In recent weeks I added three new friends to my Facebook repertoire.  One of these ladies I had met briefly at a cancer survivors convention.  The other two I have never met.    All three of these are young mothers who have recently been diagnosed with breast cancer (one with a reoccurrence).

I cannot begin to explain to you the terror that comes with a cancer diagnosis.  The fear of dying an untimely and painful death usually takes the forefront of these fears.  Then, in many cases, there is the extreme sorrow that comes when thinking of your children and how they will survive without their mother.  What lasting psychological damage will be done to your beautiful babies if their mom is taken in her prime?  Will you ever see them graduate from high school?  Get married? Or hold their own babies?   Breast cancer also generally brings with it unsightly physical changes as well.  While “creeping” my three new Facebook friend’s photos, I was struck by their physical beauty.  Judging by their clothes, make-up and impeccable hair, it is obvious that they take pride in their appearance.  I imagine that these  women have been haunted by thoughts of losing their breasts and their beautiful hair, while gaining the puffy “moon face” features brought on by chemotherapy.

I am sure that my new facebook friends are experiencing all of these fears, plus feelings of anger, depression, hopelessness, and utter devestation.  Yet you won’t find them boo-hooing, “poor me” on Facebook!  To read their posts, you will find only strength, courage and determination.  As one said, “I’m ready to fight like a girl!”; and another: “This will not define me.”  THAT, my friends, is a Survivor’s Attitude!

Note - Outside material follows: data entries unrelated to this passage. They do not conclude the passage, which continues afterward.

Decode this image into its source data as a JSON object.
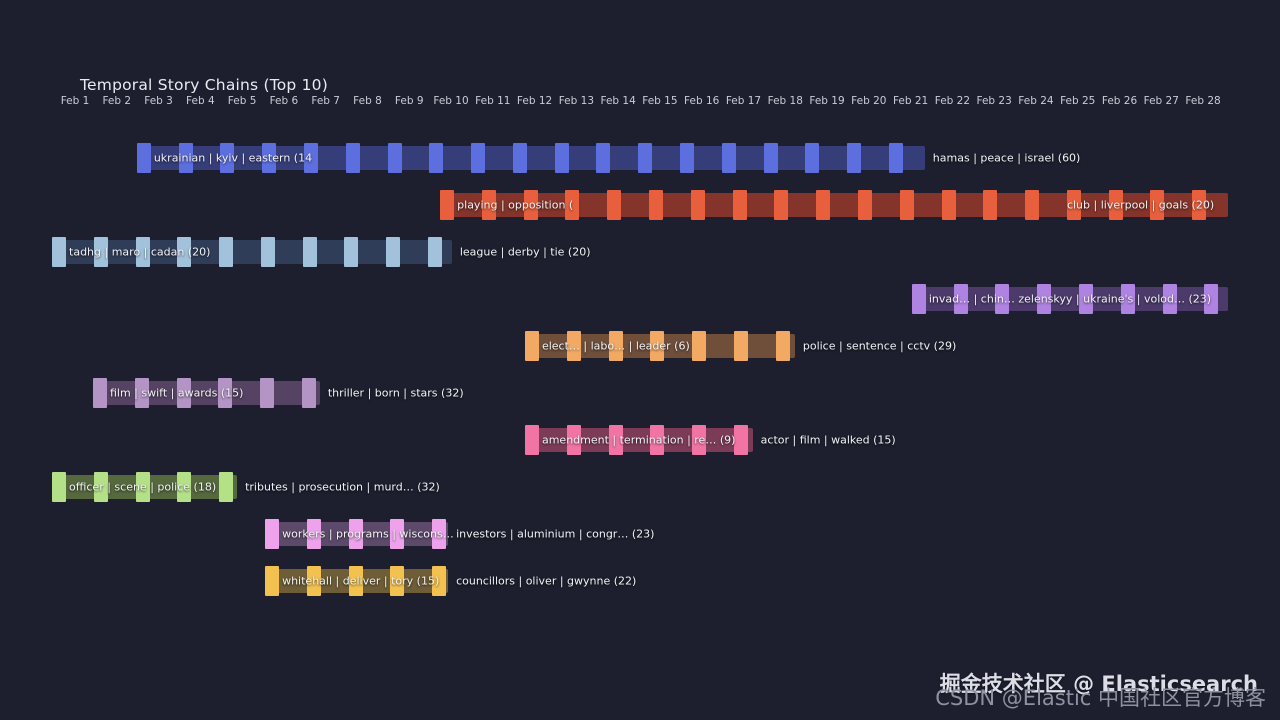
{
  "title": "Temporal Story Chains (Top 10)",
  "watermark": {
    "line1": "掘金技术社区 @ Elasticsearch",
    "line2": "CSDN @Elastic 中国社区官方博客"
  },
  "chart_data": {
    "type": "area",
    "subtype": "temporal-story-chain-timeline",
    "title": "Temporal Story Chains (Top 10)",
    "x_axis": {
      "labels": [
        "Feb 1",
        "Feb 2",
        "Feb 3",
        "Feb 4",
        "Feb 5",
        "Feb 6",
        "Feb 7",
        "Feb 8",
        "Feb 9",
        "Feb 10",
        "Feb 11",
        "Feb 12",
        "Feb 13",
        "Feb 14",
        "Feb 15",
        "Feb 16",
        "Feb 17",
        "Feb 18",
        "Feb 19",
        "Feb 20",
        "Feb 21",
        "Feb 22",
        "Feb 23",
        "Feb 24",
        "Feb 25",
        "Feb 26",
        "Feb 27",
        "Feb 28"
      ],
      "range": [
        "Feb 1",
        "Feb 28"
      ],
      "grid": false
    },
    "legend": "none",
    "chains": [
      {
        "label": "ukrainian | kyiv | eastern (14",
        "end_label": "hamas | peace | israel (60)",
        "end_inside": false,
        "day_start": 2.48,
        "day_end": 21.34,
        "bar_color": "#5d6ede",
        "ribbon_color": "#363e79"
      },
      {
        "label": "playing | opposition (",
        "end_label": "club | liverpool | goals (20)",
        "end_inside": true,
        "day_start": 9.74,
        "day_end": 28.6,
        "bar_color": "#e75f3c",
        "ribbon_color": "#84342a"
      },
      {
        "label": "tadhg | maro | cadan (20)",
        "end_label": "league | derby | tie (20)",
        "end_inside": false,
        "day_start": 0.45,
        "day_end": 10.02,
        "bar_color": "#a2c2dc",
        "ribbon_color": "#2f3d58"
      },
      {
        "label": "invad… | chin… zelenskyy | ukraine's | volod… (23)",
        "end_label": null,
        "end_inside": false,
        "day_start": 21.03,
        "day_end": 28.6,
        "bar_color": "#af83e2",
        "ribbon_color": "#4c3a6b"
      },
      {
        "label": "elect… | labo… | leader (6)",
        "end_label": "police | sentence | cctv (29)",
        "end_inside": false,
        "day_start": 11.77,
        "day_end": 18.23,
        "bar_color": "#f1a964",
        "ribbon_color": "#6f4e3a"
      },
      {
        "label": "film | swift | awards (15)",
        "end_label": "thriller | born | stars (32)",
        "end_inside": false,
        "day_start": 1.43,
        "day_end": 6.86,
        "bar_color": "#b394c4",
        "ribbon_color": "#564363"
      },
      {
        "label": "amendment | termination | re… (9)",
        "end_label": "actor | film | walked (15)",
        "end_inside": false,
        "day_start": 11.77,
        "day_end": 17.22,
        "bar_color": "#f174a4",
        "ribbon_color": "#7c3c57"
      },
      {
        "label": "officer | scene | police (18)",
        "end_label": "tributes | prosecution | murd… (32)",
        "end_inside": false,
        "day_start": 0.45,
        "day_end": 4.88,
        "bar_color": "#b4e187",
        "ribbon_color": "#55683e"
      },
      {
        "label": "workers | programs | wiscons…",
        "end_label": "investors | aluminium | congr… (23)",
        "end_inside": false,
        "day_start": 5.55,
        "day_end": 9.93,
        "bar_color": "#eda2eb",
        "ribbon_color": "#5d4a6b"
      },
      {
        "label": "whitehall | deliver | tory (15)",
        "end_label": "councillors | oliver | gwynne (22)",
        "end_inside": false,
        "day_start": 5.55,
        "day_end": 9.93,
        "bar_color": "#f2c14f",
        "ribbon_color": "#6e5d36"
      }
    ]
  }
}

These women are part of my “tribe”, a secret sisterhood that nobody chooses to be a part of, yet when you join you instantly become bonded with your “pink sorority.”  That’s why these women felt safe in reaching out to me.  Having been there, I am able to offer to them encouragement and hope from a place of knowing.

Last night, I was reading a book called Divine Secrets of the Ta-Ta Sisterhood, by Joanna Chapman. (A great read which I would recommend, especially to those just starting treatment.) I came across a letter that she had written to her “sisters”, i.e those currently fighting cancer.  There is a part of this letter that really resonated with me, and I would like to share it with you, my new Facebook friends, as you face your battle:

I wish I could wrap you up in a fuzzy blanket of your favorite color-which I am guessing is probably not pink.  I’d sit you down beside a cozy fire and bring you hot chai tea and chocolate croissants.  Fill your book-shelves with new releases from your favorite authors and your iPod with soothing music.  Invite your closest friends over-the ones who could make you laugh, but would also let you curse and cry. 

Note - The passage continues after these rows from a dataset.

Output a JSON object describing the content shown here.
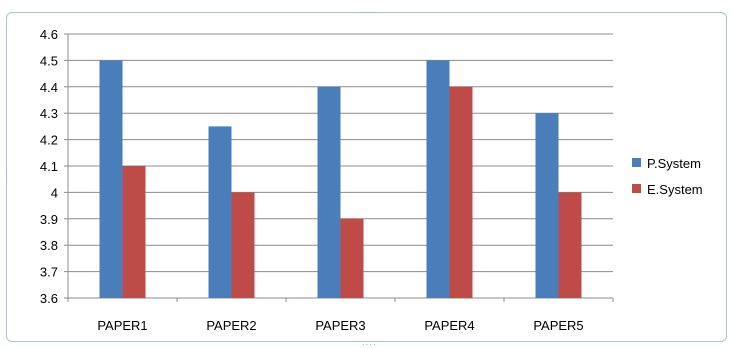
{
  "chart_data": {
    "type": "bar",
    "title": "",
    "xlabel": "",
    "ylabel": "",
    "categories": [
      "PAPER1",
      "PAPER2",
      "PAPER3",
      "PAPER4",
      "PAPER5"
    ],
    "series": [
      {
        "name": "P.System",
        "color": "#4a7ebb",
        "values": [
          4.5,
          4.25,
          4.4,
          4.5,
          4.3
        ]
      },
      {
        "name": "E.System",
        "color": "#be4b48",
        "values": [
          4.1,
          4.0,
          3.9,
          4.4,
          4.0
        ]
      }
    ],
    "ylim": [
      3.6,
      4.6
    ],
    "yticks": [
      "3.6",
      "3.7",
      "3.8",
      "3.9",
      "4",
      "4.1",
      "4.2",
      "4.3",
      "4.4",
      "4.5",
      "4.6"
    ],
    "grid": true,
    "legend_position": "right"
  }
}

When you were tired, I’d help you to a comfy bedroom overlooking the ocean, where the sounds of the waves could lull you to sleep.  I’d scatter scented candles and framed photos of your favorite memories on the dresser and nightstand.  I’d help you write letters to your loved ones.  I’d hold your hand whenever you were scared until you no longer needed me.

Thinking of you, wishing you fortitude, comfort and peace.